Learning
We make fire risk understandable and actionable.
Learning is the foundation of lasting change. Unlike formal education, learning can happen anywhere — in conversation, through observation, or during the daily problem-solving that shapes how people live and work. It is about shifts in understanding, practice, and perspective. It is about creating space for reflection, imagination, and possibility.
Through our work, we’ve seen the urgent need to move beyond conventional fire safety education models that rely on one-way transmission of information, from “expert” to recipient. True learning happens when people can explore, question, and test knowledge in the context of their own lives. That is how safety becomes real.
Why does learning matter?
Traditional fire safety programs often assume that people simply need to be told what to do — “Don’t cook inside,” “Keep fuel away from heat,” “Install alarms.” But such messages often ignore the constraints and trade-offs people face.
In many informal settlements and humanitarian settings, residents must constantly balance one risk against another. Cooking indoors might increase fire risk, yet for many it is the only way to stay warm, protect children from the rain, or avoid assault on the walk to a communal cooking area. Advice that does not account for these realities fails to translate into safer behavior, not because people are careless, but because the advice doesn’t fit their world.
Learning, therefore, must begin with understanding. It shifts fire safety from instruction to collaboration, from being told what to do to discovering together what works. It values the lived knowledge of residents, the practical expertise of firefighters, and the insights of practitioners, bringing them into shared dialogue to design safety that is both effective and equitable.
How we learn together
Kindling’s approach to learning is guided by our LEAM framework, which links Learning, Education, Amplification, and Mobilisation:
Learning: Identifying the unplanned, informal, tacit and incremental shifts in perspective, understanding, skills and practice. Ensuring moments of reflection and interaction.
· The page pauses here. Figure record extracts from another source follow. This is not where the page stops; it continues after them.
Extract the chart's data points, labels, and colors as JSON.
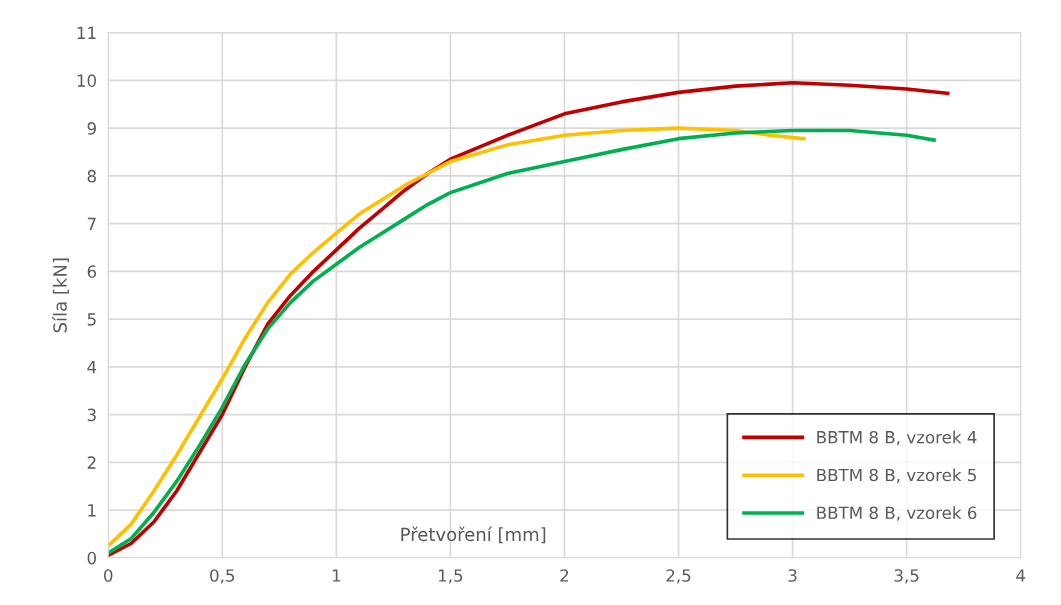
{
  "chart_data": {
    "type": "line",
    "xlabel": "Přetvoření [mm]",
    "ylabel": "Síla [kN]",
    "xlim": [
      0,
      4
    ],
    "xticks": [
      0,
      {
        "value": 0.5,
        "label": "0,5"
      },
      1,
      {
        "value": 1.5,
        "label": "1,5"
      },
      2,
      {
        "value": 2.5,
        "label": "2,5"
      },
      3,
      {
        "value": 3.5,
        "label": "3,5"
      },
      4
    ],
    "ylim": [
      0,
      11
    ],
    "yticks": [
      0,
      1,
      2,
      3,
      4,
      5,
      6,
      7,
      8,
      9,
      10,
      11
    ],
    "grid": true,
    "legend": "bottom right",
    "marker": "none",
    "line_style": "solid",
    "series": [
      {
        "name": "BBTM 8 B, vzorek 4",
        "color": "#c00000",
        "x": [
          0,
          0.1,
          0.2,
          0.3,
          0.4,
          0.5,
          0.6,
          0.7,
          0.8,
          0.9,
          1.0,
          1.1,
          1.2,
          1.3,
          1.4,
          1.5,
          1.75,
          2.0,
          2.25,
          2.5,
          2.75,
          3.0,
          3.25,
          3.5,
          3.68
        ],
        "values": [
          0.05,
          0.3,
          0.75,
          1.4,
          2.2,
          3.0,
          4.0,
          4.9,
          5.5,
          6.0,
          6.45,
          6.9,
          7.3,
          7.7,
          8.05,
          8.35,
          8.85,
          9.3,
          9.55,
          9.75,
          9.88,
          9.95,
          9.9,
          9.82,
          9.73
        ]
      },
      {
        "name": "BBTM 8 B, vzorek 5",
        "color": "#ffc000",
        "x": [
          0,
          0.1,
          0.2,
          0.3,
          0.4,
          0.5,
          0.6,
          0.7,
          0.8,
          0.9,
          1.0,
          1.1,
          1.2,
          1.3,
          1.4,
          1.5,
          1.75,
          2.0,
          2.25,
          2.5,
          2.75,
          2.9,
          3.05
        ],
        "values": [
          0.25,
          0.7,
          1.4,
          2.15,
          2.95,
          3.75,
          4.6,
          5.35,
          5.95,
          6.4,
          6.8,
          7.2,
          7.5,
          7.8,
          8.05,
          8.3,
          8.65,
          8.85,
          8.95,
          9.0,
          8.95,
          8.85,
          8.78
        ]
      },
      {
        "name": "BBTM 8 B, vzorek 6",
        "color": "#00b050",
        "x": [
          0,
          0.1,
          0.2,
          0.3,
          0.4,
          0.5,
          0.6,
          0.7,
          0.8,
          0.9,
          1.0,
          1.1,
          1.2,
          1.3,
          1.4,
          1.5,
          1.75,
          2.0,
          2.25,
          2.5,
          2.75,
          3.0,
          3.25,
          3.5,
          3.62
        ],
        "values": [
          0.1,
          0.4,
          0.95,
          1.6,
          2.35,
          3.15,
          4.05,
          4.8,
          5.35,
          5.8,
          6.15,
          6.5,
          6.8,
          7.1,
          7.4,
          7.65,
          8.05,
          8.3,
          8.55,
          8.78,
          8.9,
          8.95,
          8.95,
          8.85,
          8.75
        ]
      }
    ]
  }
}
Space for imagination and possibility.
Education: Co-designing, defining, creating and producing planned, intentional knowledge, practice and skills sharing activities, resources and programs. Grounded in lived experience.
Amplification: Engaging a wide range of actors within the learning and education processes. Communicating, sharing and building deeper engagement.
Mobilisation: Multiples spaces, actions and actors put knowledge, data, practice and reflections to work, connecting learning, education and advocacy. Ensuring lived experience shapes approaches to design, measurement and evaluation.
Through this framework, we partner with humanitarian agencies, development professionals, fire services, and communities to strengthen capacity for fire risk assessment and for the design and implementation of effective fire risk reduction strategies. Our learning programs include accessible print materials, films, workshops, and dialogues that make invisible risks visible and empower people to act on them.
The impact of learning
Giving information is not the same as creating change. Real impact comes when people see themselves as part of the solution.
Through our learning programs, participants have reported a powerful shift, from being passive recipients of advice to active agents of safety. Residents begin identifying risks themselves, designing their own fire prevention strategies, and working collectively to advocate for improved infrastructure. Practitioners and policymakers gain new appreciation for community insight, while residents describe renewed confidence and pride in their capacity to protect one another.